Are there sounders hidden in the New Forest? (Mike Hewitt/Getty)
All the same, Lyons is also a realist. Plenty of species have been successfully reintroduced to the UK in recent years, she says, but they tend to be cuddly and stay out of the way of people, like most wild animals in the British countryside. But wild boar, because “they are of a size and a power that we’re not used to in this country,” test our mettle for large-scale rewilding. Because of the oft-repeated threat that wild boar might spread swine flu to pig farms, meanwhile, it’s unlikely that their legal status as dangerous wild animals will be downgraded in the near future.

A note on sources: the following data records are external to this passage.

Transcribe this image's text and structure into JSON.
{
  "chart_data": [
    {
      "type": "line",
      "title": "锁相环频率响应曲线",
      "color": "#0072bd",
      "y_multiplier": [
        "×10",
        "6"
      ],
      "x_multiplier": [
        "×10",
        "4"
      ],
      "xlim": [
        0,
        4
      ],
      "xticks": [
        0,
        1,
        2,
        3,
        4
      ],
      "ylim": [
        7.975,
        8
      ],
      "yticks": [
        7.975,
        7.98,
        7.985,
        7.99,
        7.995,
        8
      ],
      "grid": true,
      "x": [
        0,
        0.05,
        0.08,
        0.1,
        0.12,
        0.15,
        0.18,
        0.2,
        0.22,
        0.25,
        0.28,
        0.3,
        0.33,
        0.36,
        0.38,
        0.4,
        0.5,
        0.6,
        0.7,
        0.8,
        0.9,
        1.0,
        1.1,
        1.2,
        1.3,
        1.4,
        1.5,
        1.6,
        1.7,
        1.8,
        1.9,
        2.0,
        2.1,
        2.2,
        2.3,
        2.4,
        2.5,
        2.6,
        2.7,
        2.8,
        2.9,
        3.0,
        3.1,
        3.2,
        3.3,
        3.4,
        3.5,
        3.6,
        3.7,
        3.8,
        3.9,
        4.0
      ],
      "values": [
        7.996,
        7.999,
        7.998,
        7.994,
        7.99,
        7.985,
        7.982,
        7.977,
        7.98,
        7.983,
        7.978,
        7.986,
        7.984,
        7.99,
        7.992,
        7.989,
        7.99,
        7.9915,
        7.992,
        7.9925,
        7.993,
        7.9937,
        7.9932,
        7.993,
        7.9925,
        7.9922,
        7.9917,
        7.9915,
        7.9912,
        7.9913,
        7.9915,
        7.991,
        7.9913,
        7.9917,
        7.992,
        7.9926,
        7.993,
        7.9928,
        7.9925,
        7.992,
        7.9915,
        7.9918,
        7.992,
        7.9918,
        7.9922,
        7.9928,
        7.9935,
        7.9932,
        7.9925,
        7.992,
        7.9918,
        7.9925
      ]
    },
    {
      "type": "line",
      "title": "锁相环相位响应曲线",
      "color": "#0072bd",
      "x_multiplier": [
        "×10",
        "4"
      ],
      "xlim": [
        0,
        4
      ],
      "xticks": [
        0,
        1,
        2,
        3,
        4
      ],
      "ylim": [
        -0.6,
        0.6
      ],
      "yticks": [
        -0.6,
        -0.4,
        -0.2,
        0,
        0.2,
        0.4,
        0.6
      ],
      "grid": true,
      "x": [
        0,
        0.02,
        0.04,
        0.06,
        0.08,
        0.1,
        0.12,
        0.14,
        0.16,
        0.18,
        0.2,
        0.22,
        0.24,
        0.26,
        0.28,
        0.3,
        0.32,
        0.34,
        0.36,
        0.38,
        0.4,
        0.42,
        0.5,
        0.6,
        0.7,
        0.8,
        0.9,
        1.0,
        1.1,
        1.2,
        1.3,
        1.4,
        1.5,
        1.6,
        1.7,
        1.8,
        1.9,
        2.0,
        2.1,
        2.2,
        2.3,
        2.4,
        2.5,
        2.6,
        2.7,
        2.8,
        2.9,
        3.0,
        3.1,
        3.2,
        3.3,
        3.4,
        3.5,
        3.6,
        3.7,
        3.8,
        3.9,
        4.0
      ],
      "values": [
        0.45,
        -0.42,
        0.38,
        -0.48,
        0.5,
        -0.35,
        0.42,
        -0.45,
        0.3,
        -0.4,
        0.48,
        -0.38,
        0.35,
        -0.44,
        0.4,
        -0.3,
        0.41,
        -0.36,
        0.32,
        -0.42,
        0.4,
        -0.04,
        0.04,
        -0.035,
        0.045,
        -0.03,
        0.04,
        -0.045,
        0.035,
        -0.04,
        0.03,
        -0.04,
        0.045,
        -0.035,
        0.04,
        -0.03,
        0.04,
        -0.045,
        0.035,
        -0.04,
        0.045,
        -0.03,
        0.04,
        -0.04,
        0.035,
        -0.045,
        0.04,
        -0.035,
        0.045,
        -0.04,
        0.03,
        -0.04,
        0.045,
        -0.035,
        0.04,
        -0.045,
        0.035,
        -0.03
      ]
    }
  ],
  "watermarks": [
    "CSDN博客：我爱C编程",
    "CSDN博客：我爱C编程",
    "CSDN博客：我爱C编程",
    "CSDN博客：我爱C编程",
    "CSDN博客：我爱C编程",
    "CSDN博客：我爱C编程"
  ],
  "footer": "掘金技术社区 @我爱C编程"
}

Guerilla rewilders have different ideas, with the sudden appearance of wild boar in Devon last year prompting suspicions of an illegal release. It is possible that the same thing happened outside Petersfield. In certain respects, Stoner Hill would be a much better habitat for the boar than Dartmoor. Steep and so forested it almost feels Jurassic, the terrain is forbidding to walkers and, as I can attest myself, difficult for drivers to ascend in anything higher than third gear. But descriptions of the boars’ behaviour by eyewitnesses, coupled with the fact that only a handful were ever seen, suggest a more innocuous origin.
The fact that the boars of Petersfield were seen as often in the daylight as in the gloom, Lyons explains, indicates that they’re not genuinely wild boar — but rather recent escapees from a local farm. A landowner in Froxfield, on the western side of the plateau of farmland scaled by Stoner Hill, also suggests that they may have simply been dumped by someone too cheap to hire someone to euthanise them. It’s a wish that seems to have been granted, judging by the persistent rumours that one was hit by a car and another shot by a gamekeeper.
There is, of course, the possibility that wild boar are already living, unseen, on the West Sussex and Hampshire borders. Though often mistaken for muntjac deer in low light and thick undergrowth, local news report isolated sightings near surrounding hamlets. I also speak to a local gunsmith who sometimes hears idle chatter from gamekeepers about wild boar, albeit shyer and smaller than those recorded outside Petersfield, scampering out of sight before they can get a shot off. Then, tantalisingly, a source sends me a clip of a healthy wild boar in Colemore, four miles north of Stoner Hill, which he claims was taken days after the feral pigs were last spotted in East Meon — though, since he has deleted the original video and its metadata, this proves impossible to verify.
What if boar were to return to Hampshire in greater numbers? Eliana Thompson wouldn’t really mind. “I think it would be lovely if we had them, personally,” she says, provided people had guidance on how to react if they encounter these beasts of the forest. “They’ve got just as much of a right to be here as we have.” Perhaps. But it’s still hard to imagine that this country is ready for boars’ full-scale reintroduction. It hasn’t been for centuries. Our countryside is more crowded and slashed with borders than we appreciate, borders guarded in their multitude by gamekeepers, farmers and unsympathetic motorists. The boars that survive will be small and wily, trained by generational trauma to scamper to the safety of the next dark hollow when he hears the heavy footfall of an unsuspecting Briton. Such creatures may well have found a way to survive in the forests of Hampshire. One hopes that they have.